South Lake Tahoe fights cable company to get news from California’s KCRA
On June 5, when cable TV subscribers of South Lake Tahoe turned to channel 3, they saw the familiar logo of KCRA news and heard information about state politics, traffic, weather, wildfire updates.
The next day, when they turned to that same channel, KCRA was gone.
On June 6, the cable provider Charter Communications stopped giving South Lake Tahoe residents programming from KCRA-3. The city, right on the edge of the California-Nevada border, is in the Neilsen-designated Reno media market. Now South Lake Tahoe residents get their local news from Reno-based channels.
“It’s kind of crazy,” said Shelley Piscitelli, a South Lake Tahoe resident. “We live in California, and we can’t have any local news? We depend on KCRA, for those of us that travel up and down Highway 50. They do the best reporting in our area. We’d have no election information, because we live in California. How can we make a good judgment on voting without the information coming to us?”
In a survey conducted by El Dorado County — the county South Lake Tahoe is a part of — 95% of residents said they wanted KCRA to be made available again, and 77% of respondents said they were considering dropping the cable company.
On Aug. 21, the city of South Lake Tahoe, along with El Dorado County, sent a letter to Lisa Ludovici, the director of government affairs at Charter Communications, about the removal of KCRA news. In the letter, officials ask Charter Communications to petition the Federal Communications Commission to modify the television market South Lake Tahoe resides in, so residents can start watching KCRA.
“There is no rational reason to prevent cable subscribers in the South Shore of Lake Tahoe, CA, from receiving emergency information, news, weather and other content from the highest-rated Northern California news station and offer them only out-of-state content,” the letter read.
According to FCC regulations, the only entities that can file market modification petitions are commercial broadcast TV stations and cable providers, which is why the city has to ask Charter to file a petition for them. For the FCC to approve the request, the petition must demonstrate that the city is part of KCRA’s market.
“We are reviewing that letter and will be responding to the city in the near future,” said Bret Picciolo, senior director in the communications department of Charter.
According to Piscitelli, Charter Communications has stopped providing KCRA in the past. Around 2010, she said, the company stopped providing the KCRA but resumed the service after city residents and officials sent letters to the company urging for the news station to be returned to their televisions.
According to David Jinkens, a South Lake Tahoe resident, if the company doesn’t respond “very soon,” he and other residents are considering a boycott of the cable provider.

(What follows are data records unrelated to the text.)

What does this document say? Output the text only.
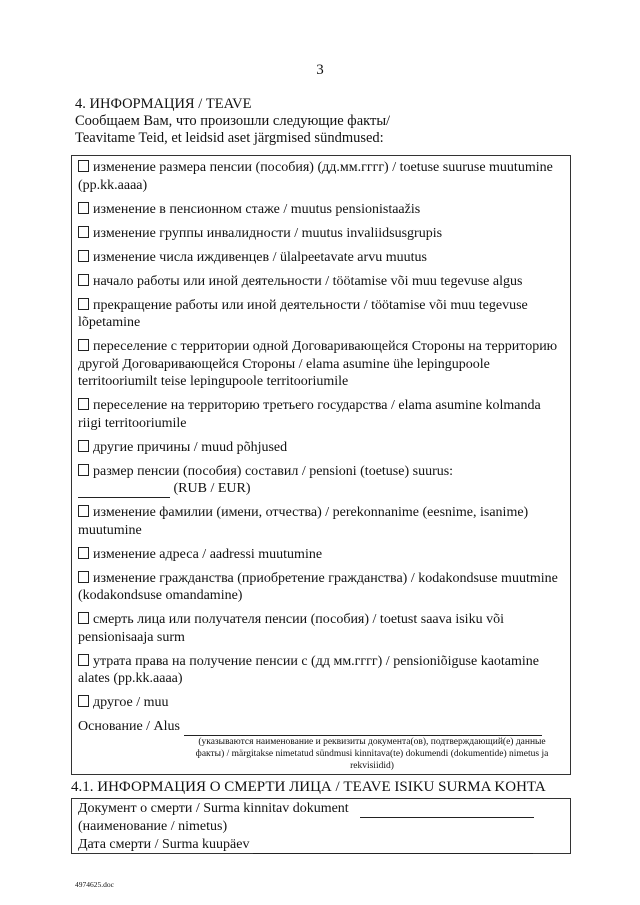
3
4. ИНФОРМАЦИЯ / TEAVE
Сообщаем Вам, что произошли следующие факты/
Teavitame Teid, et leidsid aset järgmised sündmused:
изменение размера пенсии (пособия) (дд.мм.гггг) / toetuse suuruse muutumine (pp.kk.aaaa)
изменение в пенсионном стаже / muutus pensionistaažis
изменение группы инвалидности / muutus invaliidsusgrupis
изменение числа иждивенцев / ülalpeetavate arvu muutus
начало работы или иной деятельности / töötamise või muu tegevuse algus
прекращение работы или иной деятельности / töötamise või muu tegevuse lõpetamine
переселение с территории одной Договаривающейся Стороны на территорию другой Договаривающейся Стороны / elama asumine ühe lepingupoole territooriumilt teise lepingupoole territooriumile
переселение на территорию третьего государства / elama asumine kolmanda riigi territooriumile
другие причины / muud põhjused
размер пенсии (пособия) составил / pensioni (toetuse) suurus:
(RUB / EUR)
изменение фамилии (имени, отчества) / perekonnanime (eesnime, isanime) muutumine
изменение адреса / aadressi muutumine
изменение гражданства (приобретение гражданства) / kodakondsuse muutmine (kodakondsuse omandamine)
смерть лица или получателя пенсии (пособия) / toetust saava isiku või pensionisaaja surm
утрата права на получение пенсии с (дд мм.гггг) / pensioniõiguse kaotamine alates (pp.kk.aaaa)
другое / muu
Основание / Alus
(указываются наименование и реквизиты документа(ов), подтверждающий(е) данные факты) / märgitakse nimetatud sündmusi kinnitava(te) dokumendi (dokumentide) nimetus ja rekvisiidid)
4.1. ИНФОРМАЦИЯ О СМЕРТИ ЛИЦА / TEAVE ISIKU SURMA KOHTA
Документ о смерти / Surma kinnitav dokument
(наименование / nimetus)
Дата смерти / Surma kuupäev
4974625.doc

But Piscitelli said that there aren’t a lot of other options — most other cable providers also don’t provide KCRA because of the media market issue.
“The big issue is the demographic area,” Piscitelli said.
Some South Lake Tahoe residents are hoping that in the future, their city can be considered part of California — at least, in terms of media markets.
“We’re Californians,” Jenkins said. “At least — I think we’re still in California.”